In clinical studies with varying designs and robustness, DMPA-IM users exhibited increased proinflammatory cytokines and immune activation measured in genital samples [39], [46], [47], [50], [70], while NET-EN users exhibited similar but less proinflammatory effects compared to DMPA-IM users [46]. Other studies have shown decreased proinflammatory cytokines and chemokines in women using various injectable progestins compared to women not using hormonal contraception [44], [48], and one study has shown no change in proinflammatory cytokines in women using DMPA-IM compared to women not using hormonal contraception [49]. Thus, results from the body of clinical literature assessing the effects of DMPA-IM on immune function are inconsistent, and specific data for NET-EN are limited. Given the data demonstrating in vitro effects of MPA, but not NET, on glucocorticoid activity and immune function, these studies predict that if NET affects immune function in women, this is likely mediated via mechanisms other than those involving the glucocorticoid receptor. Definitive conclusions about the potential for different effects of DMPA and NET-EN on immune function in vivo cannot be made at this time. Given the complexity of the innate and adaptive human immune system, extrapolation of data from in vitro to in vivo studies is challenging. While many of the effects of MPA observed in vitro have also been demonstrated in women on DMPA-IM [14], [42], [44], [48], [71], other clinical studies have had conflicting results [14], [49]. Future clinical studies to address the effects of contraceptives on specific biologic mechanisms need to be designed robustly to test the impact of specific markers while minimizing the influence of all other external factors.

2.2.3. Cellular targets for HIV transmission

Results from clinical studies of DMPA-IM and NET-EN examining their impact on HIV target cells are inconsistent, and study designs vary greatly [39], [41], [71], [72]. No clinical data on cellular targets are currently published for NET-EN (except in aggregate with DMPA-IM) or DMPA-SC users. There may be differences between DMPA-IM and NET-EN with respect to their impact on the activity, frequency and function of systemic and genital tract HIV target cells in vivo. Some studies of tissue samples from women have found cervical HIV target cells to be more prevalent in the presence of higher systemic progestogen (including luteal phase progesterone or injectables), while other clinical studies have reported no differences in target cell quantities among DMPA-IM users relative to women not using contraception [42], [43], [44], [45]. One study of South African women using injectable progestins (76% using DMPA and 24% using NET-EN but analyzed as a single group) compared to naturally cycling women using no long-term contraceptive reported increased frequency of HIV target cells (3.92 times higher, p=.02) in injectable users compared with naturally cycling women [41].

2.2.4. Microbiota

Vaginal dysbiosis, which may be associated with genital inflammation, has been implicated in a possible mechanistic pathway increasing HIV susceptibility [73], [74]. One study showed decreased quantities of H2O2-producing Lactobacillus species in DMPA-IM users relative to women not using contraception, which could result in increased propensity for bacterial vaginosis (BV) [70]. In contrast, one longitudinal study reported no decrease in BV-associated bacteria with DMPA-IM use relative to condom use [75], and a second study showed that women initiating DMPA-IM or NET-EN experienced no changes in beneficial Lactobacillus species, BV or quantities of key BV-associated organisms (Gardnerella vaginalis, Atopobium vaginae and Megasphera) [51]. A systematic review concluded that hormonal contraceptives (including progestin-only contraceptives) do not increase the risk of incident BV [76], which is consistent with a meta-analysis concluding that DMPA-IM has no detrimental effect on and possibly decreases the incidence of BV by 18%–30% [77]. Based on the strength of evidence, neither DMPA-IM nor NET-EN appears to shift microbiota towards clinically meaningful vaginal dysbiosis. There are no data examining vaginal microbiota changes with DMPA-SC use.

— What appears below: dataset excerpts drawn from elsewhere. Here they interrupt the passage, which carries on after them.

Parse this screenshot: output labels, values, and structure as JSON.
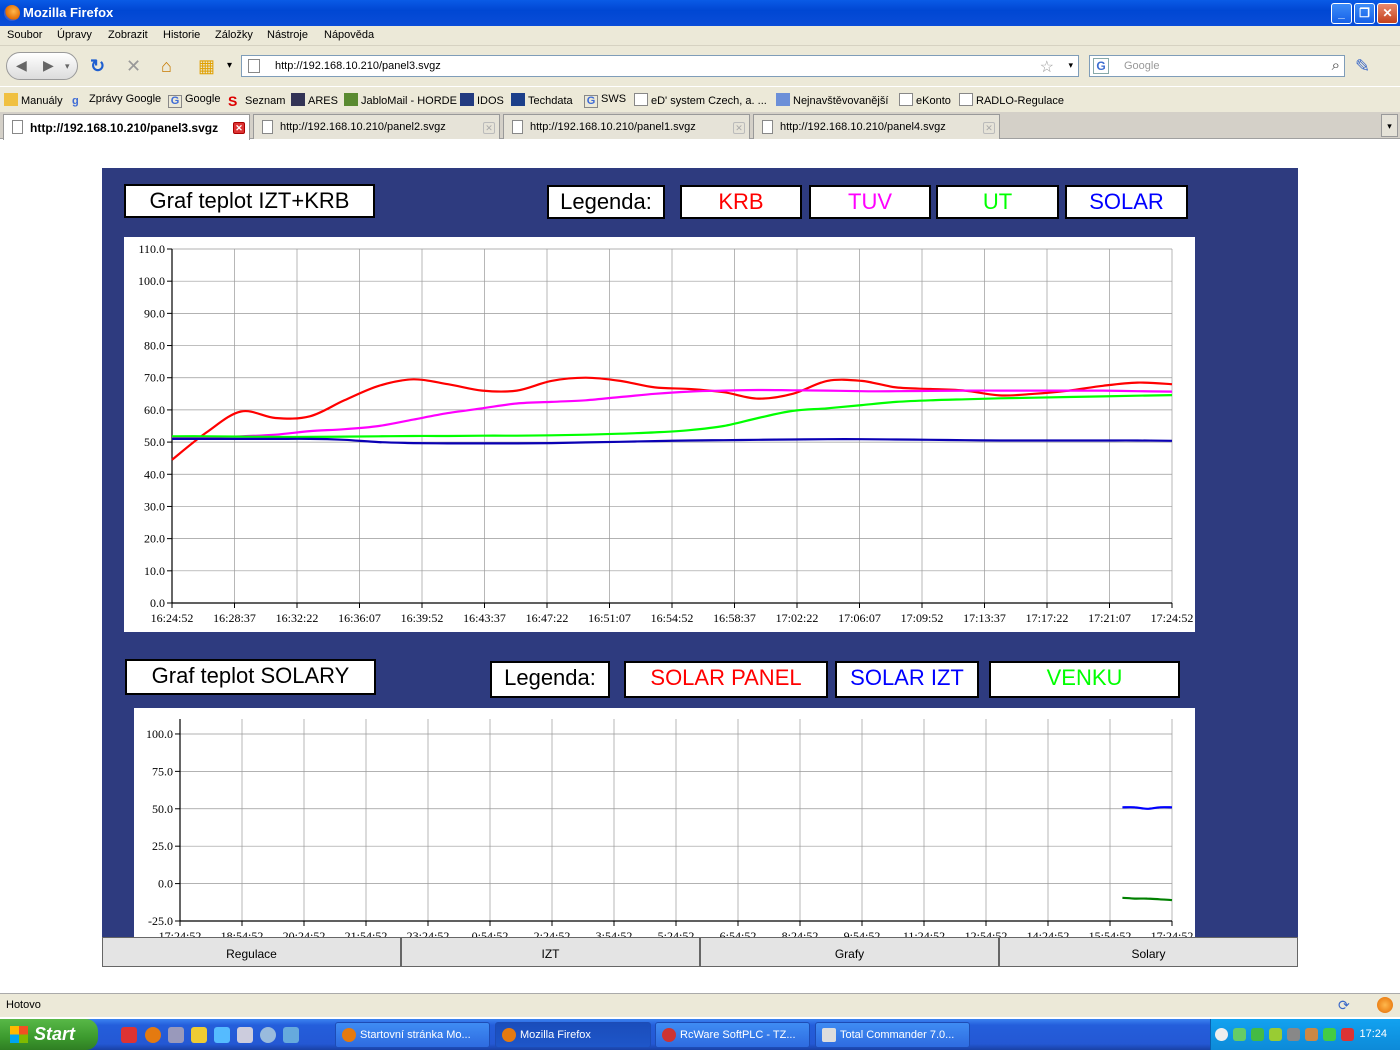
{
  "window": {
    "title": "Mozilla Firefox"
  },
  "menu": [
    "Soubor",
    "Úpravy",
    "Zobrazit",
    "Historie",
    "Záložky",
    "Nástroje",
    "Nápověda"
  ],
  "address": {
    "url": "http://192.168.10.210/panel3.svgz",
    "search_placeholder": "Google"
  },
  "bookmarks": [
    "Manuály",
    "Zprávy Google",
    "Google",
    "Seznam",
    "ARES",
    "JabloMail - HORDE",
    "IDOS",
    "Techdata",
    "SWS",
    "eD' system Czech, a. ...",
    "Nejnavštěvovanější",
    "eKonto",
    "RADLO-Regulace"
  ],
  "tabs": [
    {
      "label": "http://192.168.10.210/panel3.svgz",
      "active": true
    },
    {
      "label": "http://192.168.10.210/panel2.svgz",
      "active": false
    },
    {
      "label": "http://192.168.10.210/panel1.svgz",
      "active": false
    },
    {
      "label": "http://192.168.10.210/panel4.svgz",
      "active": false
    }
  ],
  "page": {
    "chart1_title": "Graf teplot IZT+KRB",
    "chart2_title": "Graf teplot SOLARY",
    "legend_label": "Legenda:",
    "legend1": [
      {
        "label": "KRB",
        "color": "#ff0000"
      },
      {
        "label": "TUV",
        "color": "#ff00ff"
      },
      {
        "label": "UT",
        "color": "#00ff00"
      },
      {
        "label": "SOLAR",
        "color": "#0000ff"
      }
    ],
    "legend2": [
      {
        "label": "SOLAR PANEL",
        "color": "#ff0000"
      },
      {
        "label": "SOLAR IZT",
        "color": "#0000ff"
      },
      {
        "label": "VENKU",
        "color": "#00ff00"
      }
    ],
    "nav": [
      "Regulace",
      "IZT",
      "Grafy",
      "Solary"
    ]
  },
  "status": {
    "text": "Hotovo"
  },
  "taskbar": {
    "start": "Start",
    "tasks": [
      "Startovní stránka Mo...",
      "Mozilla Firefox",
      "RcWare SoftPLC - TZ...",
      "Total Commander 7.0..."
    ],
    "clock": "17:24"
  },
  "chart_data": [
    {
      "type": "line",
      "title": "Graf teplot IZT+KRB",
      "x_ticks": [
        "16:24:52",
        "16:28:37",
        "16:32:22",
        "16:36:07",
        "16:39:52",
        "16:43:37",
        "16:47:22",
        "16:51:07",
        "16:54:52",
        "16:58:37",
        "17:02:22",
        "17:06:07",
        "17:09:52",
        "17:13:37",
        "17:17:22",
        "17:21:07",
        "17:24:52"
      ],
      "y_ticks": [
        "0.0",
        "10.0",
        "20.0",
        "30.0",
        "40.0",
        "50.0",
        "60.0",
        "70.0",
        "80.0",
        "90.0",
        "100.0",
        "110.0"
      ],
      "ylim": [
        0,
        110
      ],
      "grid": true,
      "series": [
        {
          "name": "KRB",
          "color": "#ff0000",
          "values": [
            44.5,
            53,
            59.5,
            57.5,
            58,
            63,
            67.5,
            69.5,
            68,
            66,
            66,
            69,
            70,
            69,
            67,
            66.5,
            65.5,
            63.5,
            65,
            69,
            69,
            67,
            66.5,
            66,
            64.5,
            65,
            66,
            67.5,
            68.5,
            68
          ]
        },
        {
          "name": "TUV",
          "color": "#ff00ff",
          "values": [
            51.5,
            51.5,
            51.8,
            52.3,
            53.4,
            54,
            55,
            57,
            59,
            60.5,
            62,
            62.5,
            63,
            64,
            65,
            65.7,
            66,
            66.2,
            66.1,
            66,
            65.8,
            65.8,
            65.9,
            66,
            66,
            66,
            66,
            66,
            65.8,
            65.7
          ]
        },
        {
          "name": "UT",
          "color": "#00ff00",
          "values": [
            51.8,
            51.8,
            51.7,
            51.6,
            51.6,
            51.7,
            51.8,
            51.9,
            51.9,
            52,
            52,
            52.1,
            52.3,
            52.6,
            53,
            53.7,
            55,
            57.5,
            59.7,
            60.5,
            61.5,
            62.5,
            63,
            63.3,
            63.6,
            63.8,
            64,
            64.2,
            64.4,
            64.6
          ]
        },
        {
          "name": "SOLAR",
          "color": "#0a00b4",
          "values": [
            51,
            51,
            51,
            51,
            51,
            50.7,
            50,
            49.7,
            49.6,
            49.6,
            49.6,
            49.7,
            49.9,
            50.1,
            50.3,
            50.5,
            50.6,
            50.7,
            50.8,
            50.9,
            50.9,
            50.8,
            50.7,
            50.6,
            50.5,
            50.5,
            50.5,
            50.5,
            50.5,
            50.4
          ]
        }
      ]
    },
    {
      "type": "line",
      "title": "Graf teplot SOLARY",
      "x_ticks": [
        "17:24:52",
        "18:54:52",
        "20:24:52",
        "21:54:52",
        "23:24:52",
        "0:54:52",
        "2:24:52",
        "3:54:52",
        "5:24:52",
        "6:54:52",
        "8:24:52",
        "9:54:52",
        "11:24:52",
        "12:54:52",
        "14:24:52",
        "15:54:52",
        "17:24:52"
      ],
      "y_ticks": [
        "-25.0",
        "0.0",
        "25.0",
        "50.0",
        "75.0",
        "100.0"
      ],
      "ylim": [
        -25,
        110
      ],
      "grid": true,
      "series": [
        {
          "name": "SOLAR IZT",
          "color": "#0000ff",
          "x": [
            15.2,
            15.4,
            15.6,
            15.8,
            16.0
          ],
          "values": [
            51,
            51,
            50,
            51,
            51
          ]
        },
        {
          "name": "VENKU",
          "color": "#008000",
          "x": [
            15.2,
            15.4,
            15.6,
            15.8,
            16.0
          ],
          "values": [
            -9.5,
            -10,
            -10,
            -10.5,
            -11
          ]
        }
      ]
    }
  ]
}
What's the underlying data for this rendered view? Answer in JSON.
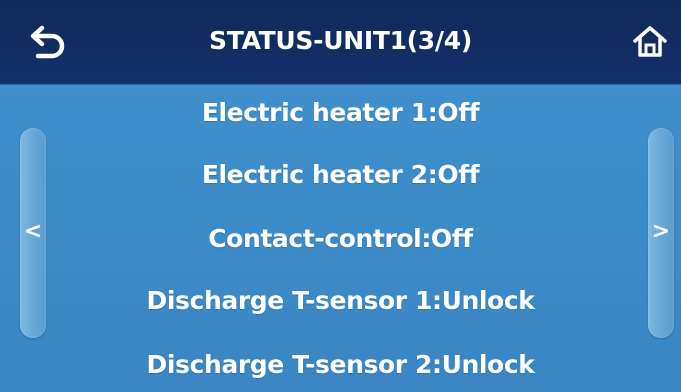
{
  "header": {
    "title": "STATUS-UNIT1(3/4)",
    "back_icon": "back-arrow-icon",
    "home_icon": "home-icon"
  },
  "status_items": [
    "Electric heater 1:Off",
    "Electric heater 2:Off",
    "Contact-control:Off",
    "Discharge T-sensor 1:Unlock",
    "Discharge T-sensor 2:Unlock"
  ],
  "nav": {
    "prev_glyph": "<",
    "next_glyph": ">"
  },
  "colors": {
    "header_bg": "#10295a",
    "content_bg": "#3d8dcb",
    "text": "#ffffff",
    "scroll_handle": "#6aaad8"
  }
}
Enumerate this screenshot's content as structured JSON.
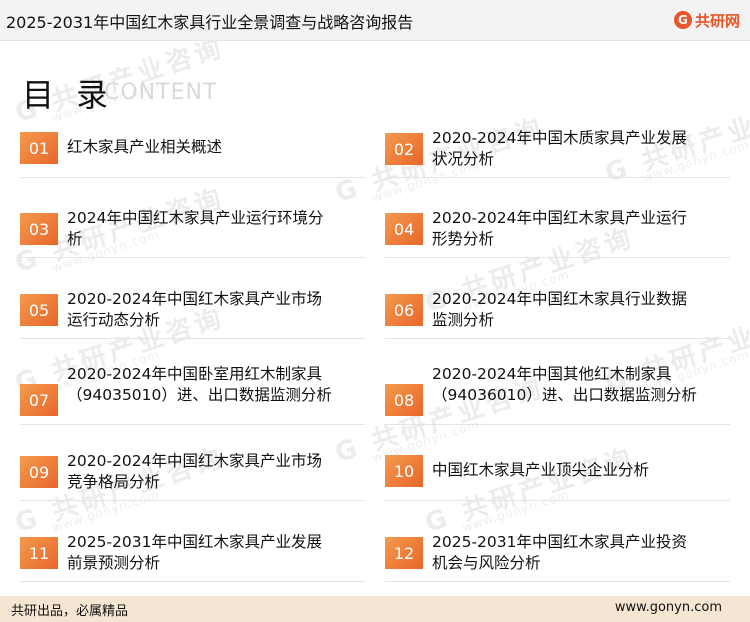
{
  "header": {
    "title": "2025-2031年中国红木家具行业全景调查与战略咨询报告",
    "logo_text": "共研网",
    "logo_mark": "G"
  },
  "toc": {
    "heading": "目 录",
    "subheading": "CONTENT"
  },
  "watermark": {
    "text": "G 共研产业咨询",
    "url": "www.gonyn.com"
  },
  "items": [
    {
      "num": "01",
      "text": "红木家具产业相关概述"
    },
    {
      "num": "02",
      "text": "2020-2024年中国木质家具产业发展状况分析"
    },
    {
      "num": "03",
      "text": "2024年中国红木家具产业运行环境分析"
    },
    {
      "num": "04",
      "text": "2020-2024年中国红木家具产业运行形势分析"
    },
    {
      "num": "05",
      "text": "2020-2024年中国红木家具产业市场运行动态分析"
    },
    {
      "num": "06",
      "text": "2020-2024年中国红木家具行业数据监测分析"
    },
    {
      "num": "07",
      "text": "2020-2024年中国卧室用红木制家具（94035010）进、出口数据监测分析"
    },
    {
      "num": "08",
      "text": "2020-2024年中国其他红木制家具（94036010）进、出口数据监测分析"
    },
    {
      "num": "09",
      "text": "2020-2024年中国红木家具产业市场竞争格局分析"
    },
    {
      "num": "10",
      "text": "中国红木家具产业顶尖企业分析"
    },
    {
      "num": "11",
      "text": "2025-2031年中国红木家具产业发展前景预测分析"
    },
    {
      "num": "12",
      "text": "2025-2031年中国红木家具产业投资机会与风险分析"
    }
  ],
  "footer": {
    "slogan": "共研出品，必属精品",
    "url": "www.gonyn.com"
  },
  "colors": {
    "accent": "#e8662a",
    "accent_light": "#f49a4e",
    "footer_bg": "#f5e6d3",
    "header_bg": "#f3f3f3"
  }
}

2.2.5. Tissue architecture and genital tract permeability

Recent studies indicate that the epithelial layer may be altered after DMPA-IM initiation based on changes seen in ex vivo evaluation of epithelial permeability as well as observed changes in tight junction markers and epithelial repair proteins in clinical studies [39], [70], [72]. This is consistent with studies showing that physiologically relevant concentrations of MPA decrease barrier function in vitro [78]. Hormonal contraceptive use (specifically, DMPA-IM and combined oral contraceptives) in the presence of vaginal infections may result in a weakened mucosal barrier [49]. No studies to date have looked at NET-EN or DMPA-SC and architectural changes.

2.3. Epidemiologic data

Recent systematic reviews [12], [79], [80] have considered all available longitudinal studies estimating associations between use of specific methods of hormonal contraception and risk of HIV acquisition and have identified the subset of studies considered the most methodologically sound (although all currently available data are observational and thus have inherent limitations). A meta-analysis of these higher-quality studies which specifically examined the risk of HIV acquisition with use of DMPA-IM in comparison to nonuse of hormonal contraception (i.e., use of nonhormonal methods or nonuse of contraception) generated a hazard ratio of 1.40, which was statistically significant [95% confidence interval (CI): 1.23–1.59] [12]. A meta-analysis of these higher-quality studies assessing NET-EN use in comparison to nonuse of hormonal contraception generated a hazard ratio of 1.15 (95% CI 0.93–1.42), which was not statistically significant [12]. No studies to date have calculated HIV risk estimates for women using DMPA-SC relative to women using nonhormonal contraception or no method. Other meta-analyses have found similar results [81], [82], [83], although the design and quality of these meta-analyses varied, and all meta-analyses of observational data are vulnerable to the potential for spurious precision [84].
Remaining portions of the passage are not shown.